“I used Wendy. Well, actually, the plan came from Wendy, although she didn’t realize it. After she told me what she’d discovered, all I had to do was get rid of anyone with a connection to the Highsmith name. And when J.J.’s gone, they’re all gone.”
“Debbie, you went to the convention center and helped kidnap Wendy and J.J. How did you know they were going to be there?”
“Oh, Wendy confided in me, of course! She told me everything she’d researched and found out—and she told me she was going to see Richard and give it all to him. They’d been talking over the past few months. She’d been in New York and she’d run into him on the street and he told her he’d been thinking about her and...well, there’s nothing as nauseating as rekindled love.”
“How did you get into the greenroom at the conference center?”
“Through the back, of course. Tommy had arranged to make some food deliveries—for friends of his in the business. He didn’t have a contract to supply food himself. That could’ve been traced. We both know the center well enough, and it’s actually pretty easy to get in if you’re doing food delivery. All that security didn’t make a bit of difference,” she gloated. “But that’s the thing. People think they’re secure—and as soon as they trust in the technology of a place like that, they forget that other people might know about codes and security, too. Or be able to figure them out...” She chuckled. “I dropped by to see Bari Macaby a few weeks ago and went out for a smoke with her—and I don’t even smoke!”
“Even if you planned this to the nth degree, you’re not getting away with it. The cops are going to find you here,” Mo said.
“I’m planning on it. Remember? After Jimmy killed you and J.J., and I had to kill him? Oh, and I guess your dumb mutt will be collateral damage. I heard some screeching a while ago—sounded like a dying dog to me,” Debbie taunted.
The words were like a sucker punch, but Mo knew she was being baited and she refused to fall for it. Debbie had a hatchet within easy reach, and she already had the knife. But Mo had her flashlight—and a desperate will to survive.
“I still don’t understand. Why?” Mo asked.
“Why? Because of Lizzie’s grave, of course. And the fact that if there’s a living descendant, what’s inside the grave would go to him or her.”
“It’s the Continental currency, isn’t it?” Mo asked, the certainty rushing in. “You’re not psychotic or jealous or in any way mentally impaired, are you, Debbie? It was about money. By the way, Aidan knows all this.”
“About the Continental currency?

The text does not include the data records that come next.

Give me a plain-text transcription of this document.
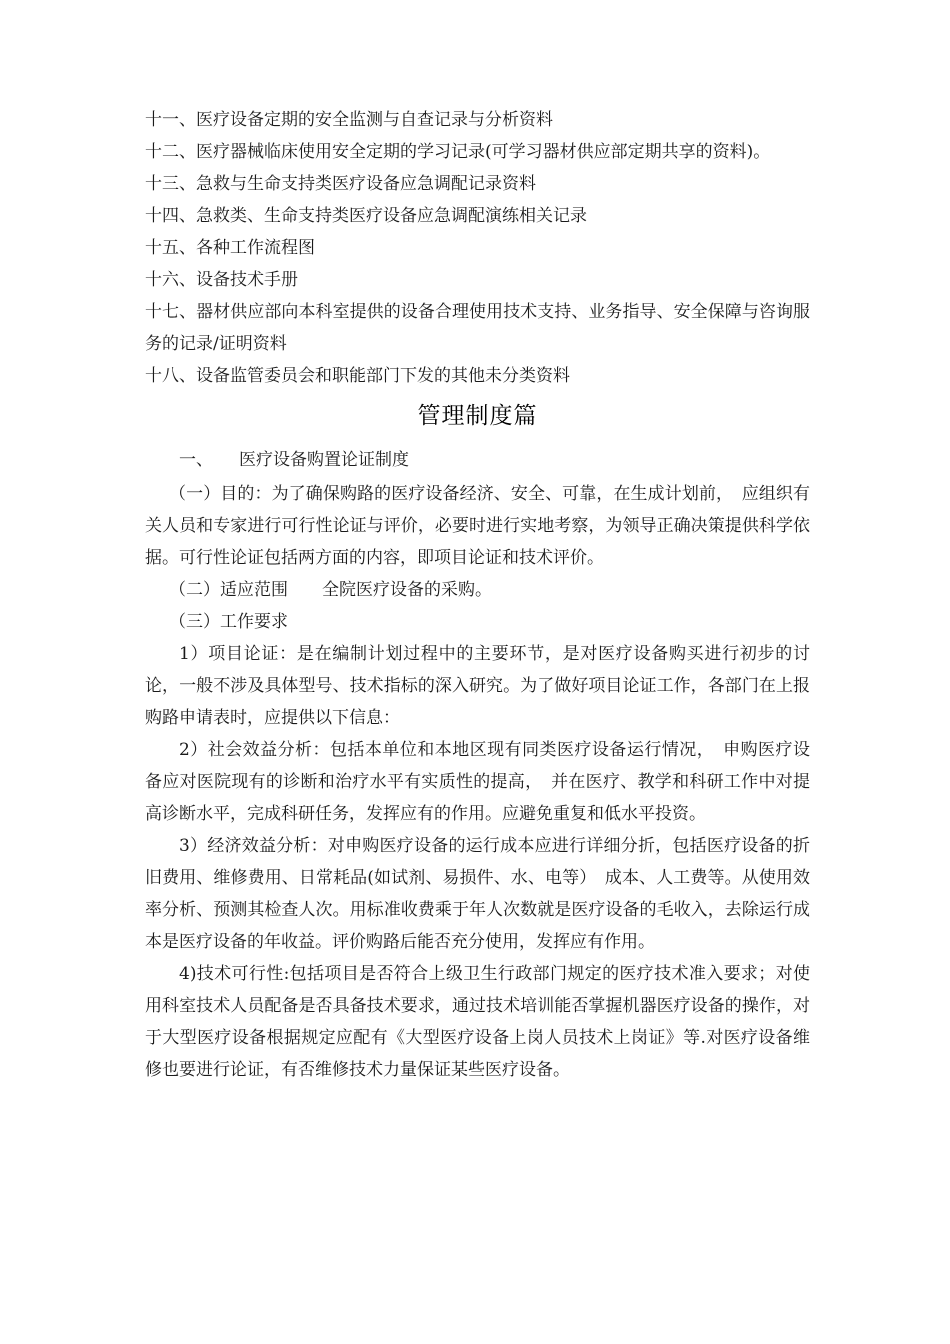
十一、医疗设备定期的安全监测与自查记录与分析资料

十二、医疗器械临床使用安全定期的学习记录(可学习器材供应部定期共享的资料)。

十三、急救与生命支持类医疗设备应急调配记录资料

十四、急救类、生命支持类医疗设备应急调配演练相关记录

十五、各种工作流程图

十六、设备技术手册

十七、器材供应部向本科室提供的设备合理使用技术支持、业务指导、安全保障与咨询服务的记录/证明资料

十八、设备监管委员会和职能部门下发的其他未分类资料

管理制度篇

一、 医疗设备购置论证制度

（一）目的：为了确保购路的医疗设备经济、安全、可靠，在生成计划前，　应组织有关人员和专家进行可行性论证与评价，必要时进行实地考察，为领导正确决策提供科学依据。可行性论证包括两方面的内容，即项目论证和技术评价。

（二）适应范围　　全院医疗设备的采购。

（三）工作要求

1）项目论证：是在编制计划过程中的主要环节，是对医疗设备购买进行初步的讨论，一般不涉及具体型号、技术指标的深入研究。为了做好项目论证工作，各部门在上报购路申请表时，应提供以下信息：

2）社会效益分析：包括本单位和本地区现有同类医疗设备运行情况，　申购医疗设备应对医院现有的诊断和治疗水平有实质性的提高，　并在医疗、教学和科研工作中对提高诊断水平，完成科研任务，发挥应有的作用。应避免重复和低水平投资。

3）经济效益分析：对申购医疗设备的运行成本应进行详细分折，包括医疗设备的折旧费用、维修费用、日常耗品(如试剂、易损件、水、电等）　成本、人工费等。从使用效率分析、预测其检查人次。用标准收费乘于年人次数就是医疗设备的毛收入，去除运行成本是医疗设备的年收益。评价购路后能否充分使用，发挥应有作用。

4)技术可行性:包括项目是否符合上级卫生行政部门规定的医疗技术准入要求；对使用科室技术人员配备是否具备技术要求，通过技术培训能否掌握机器医疗设备的操作，对于大型医疗设备根据规定应配有《大型医疗设备上岗人员技术上岗证》等.对医疗设备维修也要进行论证，有否维修技术力量保证某些医疗设备。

No one does. At least not as much as I know.”
“Yes, they do,” Mo said. Except that she wasn’t sure exactly what Debbie knew.
“You’re lying!”
“I’m telling you the truth. Sondra Burke was researching the story.”
“Yes, she was, wasn’t she? I heard her speaking once—and she was telling her audience about the currency disappearing. I didn’t know she’d mentioned it to you.”

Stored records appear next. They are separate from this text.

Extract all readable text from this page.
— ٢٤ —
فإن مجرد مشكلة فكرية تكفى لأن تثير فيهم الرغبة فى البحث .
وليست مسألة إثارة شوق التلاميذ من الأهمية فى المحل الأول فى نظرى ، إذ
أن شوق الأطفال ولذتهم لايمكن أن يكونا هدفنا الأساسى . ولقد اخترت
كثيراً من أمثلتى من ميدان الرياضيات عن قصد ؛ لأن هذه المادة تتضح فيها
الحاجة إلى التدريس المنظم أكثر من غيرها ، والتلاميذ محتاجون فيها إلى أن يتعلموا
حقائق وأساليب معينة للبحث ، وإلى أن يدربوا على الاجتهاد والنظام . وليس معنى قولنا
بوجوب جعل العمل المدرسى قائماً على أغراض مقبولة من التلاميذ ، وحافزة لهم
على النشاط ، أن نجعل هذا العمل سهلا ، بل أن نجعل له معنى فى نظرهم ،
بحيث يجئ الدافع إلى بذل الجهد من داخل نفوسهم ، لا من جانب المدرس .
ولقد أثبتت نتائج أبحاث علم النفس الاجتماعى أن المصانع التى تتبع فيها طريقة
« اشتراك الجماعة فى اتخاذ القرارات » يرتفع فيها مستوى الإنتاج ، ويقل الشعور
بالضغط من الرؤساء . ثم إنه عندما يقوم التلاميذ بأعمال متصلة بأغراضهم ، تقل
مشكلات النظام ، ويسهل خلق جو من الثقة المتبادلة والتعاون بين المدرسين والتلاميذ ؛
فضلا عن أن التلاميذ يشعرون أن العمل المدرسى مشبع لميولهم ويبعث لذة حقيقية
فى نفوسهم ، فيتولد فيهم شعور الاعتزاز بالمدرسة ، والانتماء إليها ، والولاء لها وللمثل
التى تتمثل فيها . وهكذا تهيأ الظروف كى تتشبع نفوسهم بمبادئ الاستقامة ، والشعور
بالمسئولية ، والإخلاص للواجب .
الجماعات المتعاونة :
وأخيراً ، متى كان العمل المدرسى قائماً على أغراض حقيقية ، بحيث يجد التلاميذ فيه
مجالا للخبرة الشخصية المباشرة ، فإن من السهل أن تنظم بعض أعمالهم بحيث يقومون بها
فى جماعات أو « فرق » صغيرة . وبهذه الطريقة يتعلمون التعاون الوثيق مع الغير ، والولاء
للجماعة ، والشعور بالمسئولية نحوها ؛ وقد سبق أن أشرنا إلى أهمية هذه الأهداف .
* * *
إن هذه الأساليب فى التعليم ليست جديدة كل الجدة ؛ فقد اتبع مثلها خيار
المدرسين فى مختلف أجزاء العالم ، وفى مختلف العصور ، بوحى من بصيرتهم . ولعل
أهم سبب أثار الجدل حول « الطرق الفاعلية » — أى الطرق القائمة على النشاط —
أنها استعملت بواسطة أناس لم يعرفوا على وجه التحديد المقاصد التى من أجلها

Mo laughed. “She was going to give you a job, to help her work on the story. But you’d already guessed some of it, hadn’t you? When Lizzie—the daughter—was buried, someone buried the money with her. The family had it all along, and it was buried with Lizzie for safekeeping until the war was over. But it was never dug back up. I’m presuming that a family member—killed in the Civil War—put it in Lizzie’s grave. And afterward, only rumors of it existed. I think, however, that reading soldiers’ letters and memoirs, Sondra figured it out.”

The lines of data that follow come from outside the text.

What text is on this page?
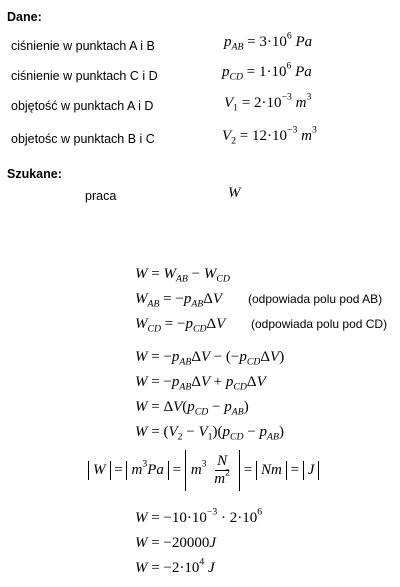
Dane:
ciśnienie w punktach A i B	$p_{AB} = 3\cdot 10^6$ Pa
ciśnienie w punktach C i D	$p_{CD} = 1\cdot 10^6$ Pa
objętość w punktach A i D	$V_1 = 2\cdot 10^{-3}$ $m^3$
objetośc w punktach B i C	$V_2 = 12\cdot 10^{-3}$ $m^3$
Szukane:
praca	W
$W = W_{AB} - W_{CD}$
$W_{AB} = -p_{AB}\Delta V$ (odpowiada polu pod AB)
$W_{CD} = -p_{CD}\Delta V$ (odpowiada polu pod CD)
$W = -p_{AB}\Delta V - (-p_{CD}\Delta V)$
$W = -p_{AB}\Delta V + p_{CD}\Delta V$
$W = \Delta V(p_{CD} - p_{AB})$
$W = (V_2 - V_1)(p_{CD} - p_{AB})$
$W = m^3Pa = m^3 \frac{N}{m^2} = Nm = J$
$W = -10\cdot 10^{-3} \cdot 2\cdot 10^6$
W = −20000J
$W = -2\cdot 10^4$ J
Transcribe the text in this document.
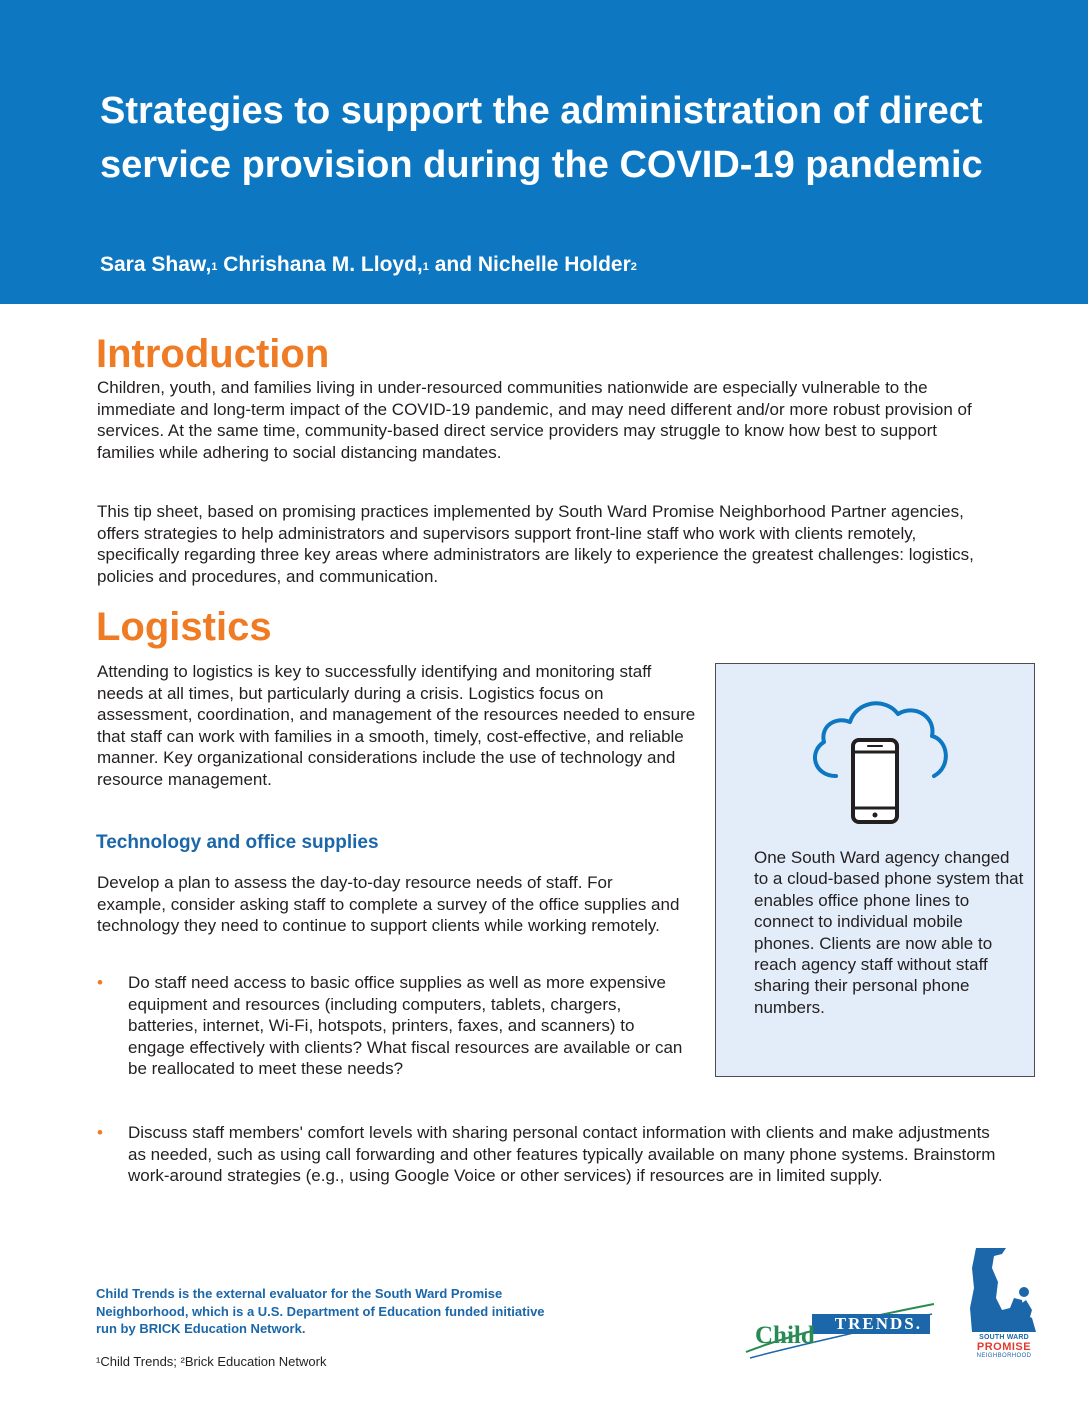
Strategies to support the administration of direct service provision during the COVID-19 pandemic
Sara Shaw,$^1$ Chrishana M. Lloyd,$^1$ and Nichelle Holder$^2$
Introduction

Children, youth, and families living in under-resourced communities nationwide are especially vulnerable to the immediate and long-term impact of the COVID-19 pandemic, and may need different and/or more robust provision of services. At the same time, community-based direct service providers may struggle to know how best to support families while adhering to social distancing mandates.

This tip sheet, based on promising practices implemented by South Ward Promise Neighborhood Partner agencies, offers strategies to help administrators and supervisors support front-line staff who work with clients remotely, specifically regarding three key areas where administrators are likely to experience the greatest challenges: logistics, policies and procedures, and communication.

Logistics

Attending to logistics is key to successfully identifying and monitoring staff needs at all times, but particularly during a crisis. Logistics focus on assessment, coordination, and management of the resources needed to ensure that staff can work with families in a smooth, timely, cost-effective, and reliable manner. Key organizational considerations include the use of technology and resource management.

Technology and office supplies

Develop a plan to assess the day-to-day resource needs of staff. For example, consider asking staff to complete a survey of the office supplies and technology they need to continue to support clients while working remotely.

• Do staff need access to basic office supplies as well as more expensive equipment and resources (including computers, tablets, chargers, batteries, internet, Wi-Fi, hotspots, printers, faxes, and scanners) to engage effectively with clients? What fiscal resources are available or can be reallocated to meet these needs?
• Discuss staff members' comfort levels with sharing personal contact information with clients and make adjustments as needed, such as using call forwarding and other features typically available on many phone systems. Brainstorm work-around strategies (e.g., using Google Voice or other services) if resources are in limited supply.

One South Ward agency changed to a cloud-based phone system that enables office phone lines to connect to individual mobile phones. Clients are now able to reach agency staff without staff sharing their personal phone numbers.

Child Trends is the external evaluator for the South Ward Promise Neighborhood, which is a U.S. Department of Education funded initiative run by BRICK Education Network.

¹Child Trends; ²Brick Education Network

TRENDS.
Child	SOUTH WARD
PROMISE
NEIGHBORHOOD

“Well, well, how ironic. But not only did Sondra know about the currency, she would’ve had a claim on it. Yes, I’d heard about the Highsmith connection, distant though it was, because she was quite proud of it. I heard her discuss her revered great-great-grandfather, the colonel, in an interview, and eventually I put two and two together—with Wendy’s help.”
Debbie shook her head. “You look skeptical, Mo, but I suppose you thought you knew everything about local history. According to Sondra, the currency was buried with Lizzie. We’re all about Sleepy Hollow and the Revolution here—seems like we forget that the years went on and there was more history.” She shook her head in mock dismay. “I first read about it when I found an article in some obscure journal about a Bakker who’d been killed during the fighting at Gettysburg. It was said that he told his friends about a ‘buried treasure’ for his family back home. Do enough research, and you just never know what you’ll discover. Too bad I can’t dig up the whole place, really.”
“News flash, Debbie. Continental currency isn’t good these days.”
“I can tell you what it’s worth on the collectors’ market,” Debbie said. “I looked into it.”